The pack moves during sunset in large flocks from resting areas to feeding areas. To avoid predators, the bats will carry fruit away from the tree before eating. Over several nights bats may carry more than a ton of seeds from a single wild fig tree, dramatically increasing the number of seedlings that will survive in new locations. The fruit bats spend over half their lives roosting in various places. (Wilson)

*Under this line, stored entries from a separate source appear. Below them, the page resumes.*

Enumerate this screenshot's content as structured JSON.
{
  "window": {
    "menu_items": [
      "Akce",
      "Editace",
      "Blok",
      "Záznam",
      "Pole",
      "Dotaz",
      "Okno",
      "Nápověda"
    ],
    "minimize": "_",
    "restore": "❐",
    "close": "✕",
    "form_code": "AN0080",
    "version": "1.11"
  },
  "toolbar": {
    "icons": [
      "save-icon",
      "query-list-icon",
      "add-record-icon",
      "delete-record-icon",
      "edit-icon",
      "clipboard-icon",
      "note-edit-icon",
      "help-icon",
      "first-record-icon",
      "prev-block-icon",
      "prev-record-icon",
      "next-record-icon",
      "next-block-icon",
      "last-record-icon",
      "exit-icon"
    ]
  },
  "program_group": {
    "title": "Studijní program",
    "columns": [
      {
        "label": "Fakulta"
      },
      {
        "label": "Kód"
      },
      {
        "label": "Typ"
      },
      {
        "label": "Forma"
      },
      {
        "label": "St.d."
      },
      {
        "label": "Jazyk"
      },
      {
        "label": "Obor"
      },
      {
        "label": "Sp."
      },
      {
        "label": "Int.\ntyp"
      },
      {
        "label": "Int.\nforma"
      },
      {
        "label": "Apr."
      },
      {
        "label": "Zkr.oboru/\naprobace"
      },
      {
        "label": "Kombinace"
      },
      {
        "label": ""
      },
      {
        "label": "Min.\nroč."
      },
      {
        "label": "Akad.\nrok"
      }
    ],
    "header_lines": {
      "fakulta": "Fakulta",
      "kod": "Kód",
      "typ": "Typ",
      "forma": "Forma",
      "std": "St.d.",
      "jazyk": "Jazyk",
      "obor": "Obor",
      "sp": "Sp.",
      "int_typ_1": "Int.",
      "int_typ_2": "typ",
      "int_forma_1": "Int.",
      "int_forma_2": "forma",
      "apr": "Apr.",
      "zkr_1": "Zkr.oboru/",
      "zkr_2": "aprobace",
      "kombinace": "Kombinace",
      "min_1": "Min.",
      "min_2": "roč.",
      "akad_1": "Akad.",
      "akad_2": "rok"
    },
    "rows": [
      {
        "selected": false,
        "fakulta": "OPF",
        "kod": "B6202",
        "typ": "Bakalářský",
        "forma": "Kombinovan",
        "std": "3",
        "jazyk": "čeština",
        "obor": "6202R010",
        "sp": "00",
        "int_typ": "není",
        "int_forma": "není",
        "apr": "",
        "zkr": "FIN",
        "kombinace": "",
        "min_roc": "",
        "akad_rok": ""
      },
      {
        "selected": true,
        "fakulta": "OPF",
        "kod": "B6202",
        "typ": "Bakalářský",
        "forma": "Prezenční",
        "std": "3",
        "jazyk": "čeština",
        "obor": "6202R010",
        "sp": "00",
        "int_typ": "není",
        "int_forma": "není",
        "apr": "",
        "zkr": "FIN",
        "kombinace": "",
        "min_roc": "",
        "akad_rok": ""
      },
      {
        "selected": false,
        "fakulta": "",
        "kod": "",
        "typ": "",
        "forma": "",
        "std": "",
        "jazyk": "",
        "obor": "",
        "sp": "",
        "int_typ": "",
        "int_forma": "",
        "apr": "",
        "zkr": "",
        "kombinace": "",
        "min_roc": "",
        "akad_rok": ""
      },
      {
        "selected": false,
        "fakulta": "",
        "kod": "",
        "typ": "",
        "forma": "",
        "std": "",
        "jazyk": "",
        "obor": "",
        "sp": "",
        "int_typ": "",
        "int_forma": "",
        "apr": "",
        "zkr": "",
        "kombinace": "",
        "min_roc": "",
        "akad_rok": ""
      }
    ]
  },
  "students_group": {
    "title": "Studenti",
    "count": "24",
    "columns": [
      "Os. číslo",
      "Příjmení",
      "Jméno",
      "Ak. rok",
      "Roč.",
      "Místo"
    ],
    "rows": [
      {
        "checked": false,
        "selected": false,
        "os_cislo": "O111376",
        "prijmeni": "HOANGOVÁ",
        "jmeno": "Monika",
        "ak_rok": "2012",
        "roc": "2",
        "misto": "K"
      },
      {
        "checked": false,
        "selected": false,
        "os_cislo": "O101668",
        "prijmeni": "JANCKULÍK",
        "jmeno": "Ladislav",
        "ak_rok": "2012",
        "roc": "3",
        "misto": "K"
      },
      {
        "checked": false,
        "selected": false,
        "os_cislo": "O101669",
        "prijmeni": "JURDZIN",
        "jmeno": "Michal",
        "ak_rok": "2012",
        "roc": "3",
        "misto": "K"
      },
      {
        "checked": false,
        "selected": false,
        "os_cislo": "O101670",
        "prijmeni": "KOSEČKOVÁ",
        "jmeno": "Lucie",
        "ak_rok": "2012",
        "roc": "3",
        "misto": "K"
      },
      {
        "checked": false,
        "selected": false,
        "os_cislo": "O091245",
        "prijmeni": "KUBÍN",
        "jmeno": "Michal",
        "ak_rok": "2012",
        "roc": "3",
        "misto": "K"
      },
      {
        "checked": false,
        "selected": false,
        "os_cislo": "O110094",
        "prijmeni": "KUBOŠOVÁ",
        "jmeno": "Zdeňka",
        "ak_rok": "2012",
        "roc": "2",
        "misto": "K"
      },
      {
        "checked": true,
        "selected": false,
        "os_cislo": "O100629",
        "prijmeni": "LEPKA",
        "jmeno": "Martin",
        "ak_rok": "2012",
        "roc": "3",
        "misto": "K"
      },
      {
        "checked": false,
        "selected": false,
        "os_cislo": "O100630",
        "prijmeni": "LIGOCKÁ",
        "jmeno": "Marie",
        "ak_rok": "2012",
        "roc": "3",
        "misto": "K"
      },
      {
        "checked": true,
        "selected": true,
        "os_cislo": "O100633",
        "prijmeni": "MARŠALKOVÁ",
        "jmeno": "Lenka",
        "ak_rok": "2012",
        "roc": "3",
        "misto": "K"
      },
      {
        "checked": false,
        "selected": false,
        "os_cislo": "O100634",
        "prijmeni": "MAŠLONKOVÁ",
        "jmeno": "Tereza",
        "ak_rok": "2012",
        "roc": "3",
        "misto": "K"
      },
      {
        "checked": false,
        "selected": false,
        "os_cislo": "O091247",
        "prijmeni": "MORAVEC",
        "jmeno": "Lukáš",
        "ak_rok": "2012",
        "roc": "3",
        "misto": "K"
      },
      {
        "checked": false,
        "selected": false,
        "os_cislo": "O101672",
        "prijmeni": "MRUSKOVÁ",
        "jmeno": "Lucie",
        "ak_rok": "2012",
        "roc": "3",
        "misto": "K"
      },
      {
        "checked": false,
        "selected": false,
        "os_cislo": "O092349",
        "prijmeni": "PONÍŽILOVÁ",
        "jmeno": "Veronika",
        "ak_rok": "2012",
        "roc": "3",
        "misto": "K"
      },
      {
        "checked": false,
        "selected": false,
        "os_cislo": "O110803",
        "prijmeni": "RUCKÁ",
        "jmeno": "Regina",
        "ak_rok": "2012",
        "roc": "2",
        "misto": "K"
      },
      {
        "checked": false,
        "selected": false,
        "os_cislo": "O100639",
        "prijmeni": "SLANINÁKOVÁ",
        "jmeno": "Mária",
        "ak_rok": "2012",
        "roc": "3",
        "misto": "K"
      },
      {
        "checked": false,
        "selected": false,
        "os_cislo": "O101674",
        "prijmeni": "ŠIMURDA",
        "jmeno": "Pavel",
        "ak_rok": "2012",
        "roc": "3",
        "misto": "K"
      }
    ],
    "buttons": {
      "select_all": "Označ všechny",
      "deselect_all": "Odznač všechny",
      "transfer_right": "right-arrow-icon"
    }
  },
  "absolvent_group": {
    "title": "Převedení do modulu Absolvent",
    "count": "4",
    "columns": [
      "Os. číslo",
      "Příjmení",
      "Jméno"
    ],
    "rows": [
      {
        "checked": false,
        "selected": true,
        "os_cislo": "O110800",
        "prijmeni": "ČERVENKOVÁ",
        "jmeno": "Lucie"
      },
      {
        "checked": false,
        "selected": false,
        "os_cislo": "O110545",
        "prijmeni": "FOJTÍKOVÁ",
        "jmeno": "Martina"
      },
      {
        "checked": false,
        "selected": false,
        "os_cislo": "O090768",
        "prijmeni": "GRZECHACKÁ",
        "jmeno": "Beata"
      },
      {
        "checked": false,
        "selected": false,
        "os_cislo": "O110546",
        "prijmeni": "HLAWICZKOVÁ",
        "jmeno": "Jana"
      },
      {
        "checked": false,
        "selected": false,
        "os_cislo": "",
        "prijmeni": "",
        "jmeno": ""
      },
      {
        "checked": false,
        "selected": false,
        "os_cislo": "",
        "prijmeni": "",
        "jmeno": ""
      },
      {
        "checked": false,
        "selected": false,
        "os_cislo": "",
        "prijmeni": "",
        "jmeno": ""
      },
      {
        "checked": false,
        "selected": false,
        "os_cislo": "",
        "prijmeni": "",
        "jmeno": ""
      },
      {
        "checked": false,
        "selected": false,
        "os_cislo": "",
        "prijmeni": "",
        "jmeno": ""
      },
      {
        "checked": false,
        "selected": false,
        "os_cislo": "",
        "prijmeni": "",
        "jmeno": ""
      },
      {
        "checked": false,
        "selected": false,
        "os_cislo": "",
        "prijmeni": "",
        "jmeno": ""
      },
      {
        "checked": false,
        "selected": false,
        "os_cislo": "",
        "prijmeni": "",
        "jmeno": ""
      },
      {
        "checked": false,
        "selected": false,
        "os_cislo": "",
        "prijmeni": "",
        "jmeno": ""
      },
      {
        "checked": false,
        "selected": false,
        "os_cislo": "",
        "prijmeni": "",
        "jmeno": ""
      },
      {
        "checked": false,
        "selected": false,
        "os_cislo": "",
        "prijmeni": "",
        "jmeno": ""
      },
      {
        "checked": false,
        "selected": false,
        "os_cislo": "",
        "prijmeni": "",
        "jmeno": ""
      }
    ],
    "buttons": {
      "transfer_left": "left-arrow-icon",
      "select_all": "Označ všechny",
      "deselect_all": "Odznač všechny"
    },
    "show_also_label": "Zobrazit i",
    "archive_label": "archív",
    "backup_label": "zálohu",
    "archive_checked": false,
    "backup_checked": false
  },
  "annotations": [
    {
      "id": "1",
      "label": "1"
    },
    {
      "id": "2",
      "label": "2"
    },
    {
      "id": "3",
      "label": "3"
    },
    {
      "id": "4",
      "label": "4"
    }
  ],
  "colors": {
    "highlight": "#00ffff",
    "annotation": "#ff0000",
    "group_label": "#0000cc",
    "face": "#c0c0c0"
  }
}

On the outskirts of the camp, non-territorial males act as guards. They are alert to the slightest disturbance. They perform a visual inspection and either give a loud alarm signal, or remain still, keeping an eye open.[8]

Purple haze: herons again

I am used to living in places with a single common heron (Great Grey in England, Great Blue in Maine), plus maybe an egret or two. But The Gambia has many. Today’s focus is the Purple Heron, a graceful smallish heron that lurks in the mangrove roots and is often glimpsed when an evening sunbeam catches its paler head and neck:

The Purple heron, Ardea purpurea, is up to 90cm (3ft) tall. It lives year-round in sub-Saharan Arica (especially west Africa) , India and SE Asia, and some breed in Southern Europe.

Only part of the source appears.